At home, we got a very lot of sleep and rest, and were able to eat out a lot, go on some day trips and watch a ton of "Dexter" on TV---all things we don't do with Janey home. We had a lot of fun.  But I missed Janey very much---to be completely honest, much more than I expected to.  I knew I would miss her, but because we have never, ever before had a week of respite, to say nothing of really a full day of respite, I thought the missing would be overwhelmed by the freedom.  I loved the freedom, but I missed her so, so much.  Somehow, without her, we weren't quite operating at our best as a family.  We argued more.  The boys fought more. We got irritated at smaller things---bad drivers, bad pizza, forgotten keys.
We had a great time, but it somehow felt like a great time with a piece missing.

We eased Janey back into our regular life by stopping on the way home at a friend's camp (camp in the Maine meaning, a summer house) on a lake.  We had a great boat ride and Janey had time to run around in the beautiful yard.  Then the long drive home, and re-entry.  That was a little tough.  Janey ran through all the things she most likes to do at home quickly---some iPad time, a video, asking Daddy to cook things, ordering us to snuggle her on the bed, some YouTube---and then it seemed to hit her and she melted down some.  She was tired and I am sure she was missing camp.
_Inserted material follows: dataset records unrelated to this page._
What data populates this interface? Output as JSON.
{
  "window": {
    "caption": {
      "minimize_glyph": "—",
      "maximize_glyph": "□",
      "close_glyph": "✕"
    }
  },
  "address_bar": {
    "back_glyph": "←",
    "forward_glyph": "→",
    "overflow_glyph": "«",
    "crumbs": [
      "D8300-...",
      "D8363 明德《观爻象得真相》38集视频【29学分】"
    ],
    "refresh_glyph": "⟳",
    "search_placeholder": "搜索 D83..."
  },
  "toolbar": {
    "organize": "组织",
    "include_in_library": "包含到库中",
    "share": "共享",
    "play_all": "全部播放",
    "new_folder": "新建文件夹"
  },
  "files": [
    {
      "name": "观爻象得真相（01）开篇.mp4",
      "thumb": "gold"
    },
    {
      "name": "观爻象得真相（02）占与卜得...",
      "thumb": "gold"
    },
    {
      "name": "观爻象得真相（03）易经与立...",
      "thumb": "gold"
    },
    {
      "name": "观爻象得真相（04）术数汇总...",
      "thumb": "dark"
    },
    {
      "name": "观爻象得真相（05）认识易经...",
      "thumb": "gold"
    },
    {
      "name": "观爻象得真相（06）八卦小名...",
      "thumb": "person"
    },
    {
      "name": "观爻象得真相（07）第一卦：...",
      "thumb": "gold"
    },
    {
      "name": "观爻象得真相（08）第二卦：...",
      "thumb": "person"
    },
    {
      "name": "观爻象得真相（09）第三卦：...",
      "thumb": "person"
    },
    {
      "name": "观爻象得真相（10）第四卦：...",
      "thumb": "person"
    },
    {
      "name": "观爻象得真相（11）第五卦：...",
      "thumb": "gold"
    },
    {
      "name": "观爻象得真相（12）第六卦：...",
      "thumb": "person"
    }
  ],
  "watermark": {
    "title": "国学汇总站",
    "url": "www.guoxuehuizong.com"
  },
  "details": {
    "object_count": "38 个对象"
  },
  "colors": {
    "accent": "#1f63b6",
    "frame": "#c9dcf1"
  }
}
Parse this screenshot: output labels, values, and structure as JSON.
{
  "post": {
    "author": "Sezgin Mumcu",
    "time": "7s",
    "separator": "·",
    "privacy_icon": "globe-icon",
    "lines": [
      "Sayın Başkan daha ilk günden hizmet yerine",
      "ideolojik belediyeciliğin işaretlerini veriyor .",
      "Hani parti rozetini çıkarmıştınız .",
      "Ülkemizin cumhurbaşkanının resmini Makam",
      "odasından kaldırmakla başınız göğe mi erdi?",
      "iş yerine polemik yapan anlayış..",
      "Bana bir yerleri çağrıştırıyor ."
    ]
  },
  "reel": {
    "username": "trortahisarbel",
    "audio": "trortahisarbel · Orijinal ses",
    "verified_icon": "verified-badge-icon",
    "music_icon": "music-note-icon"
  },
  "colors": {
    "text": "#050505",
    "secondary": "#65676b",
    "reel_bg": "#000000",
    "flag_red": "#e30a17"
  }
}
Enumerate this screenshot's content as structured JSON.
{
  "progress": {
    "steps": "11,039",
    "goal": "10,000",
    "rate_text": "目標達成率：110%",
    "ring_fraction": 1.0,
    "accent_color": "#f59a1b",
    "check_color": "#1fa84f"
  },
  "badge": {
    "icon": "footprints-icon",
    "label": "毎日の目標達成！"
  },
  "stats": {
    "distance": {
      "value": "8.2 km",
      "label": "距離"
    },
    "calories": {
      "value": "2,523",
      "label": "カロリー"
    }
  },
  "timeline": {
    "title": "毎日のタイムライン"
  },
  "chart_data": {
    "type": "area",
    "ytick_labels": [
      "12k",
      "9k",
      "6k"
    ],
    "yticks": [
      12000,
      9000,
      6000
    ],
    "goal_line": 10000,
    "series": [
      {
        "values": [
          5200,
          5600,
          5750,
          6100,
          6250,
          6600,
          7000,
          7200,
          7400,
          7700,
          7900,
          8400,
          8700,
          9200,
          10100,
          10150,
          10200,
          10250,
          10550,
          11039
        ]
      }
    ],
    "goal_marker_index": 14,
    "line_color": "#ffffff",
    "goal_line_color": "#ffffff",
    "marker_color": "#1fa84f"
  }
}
What did I learn from this week?  I learned Janey can thrive away from me.  I learned I need to find a way to get more sleep, because sleeping through the night felt amazing.  I learned I have to find more ways for Janey to be active physically.  I learned that there are many incredible people out there who give of their own time for families like ours.  I learned, as I keep learning in life, that our children are their own people.  They like different things than we do.  They truly do deserve, and enjoy, a life that is at times apart from us.  But I also learned that our family doesn't feel complete without Janey.  She is part of us.  At times, when Janey is very tough, it has felt like she has somehow taken away the family life we were supposed to have, but I know now that our family without her isn't our family.  It's a different family.  We need Janey, maybe even more than she needs us.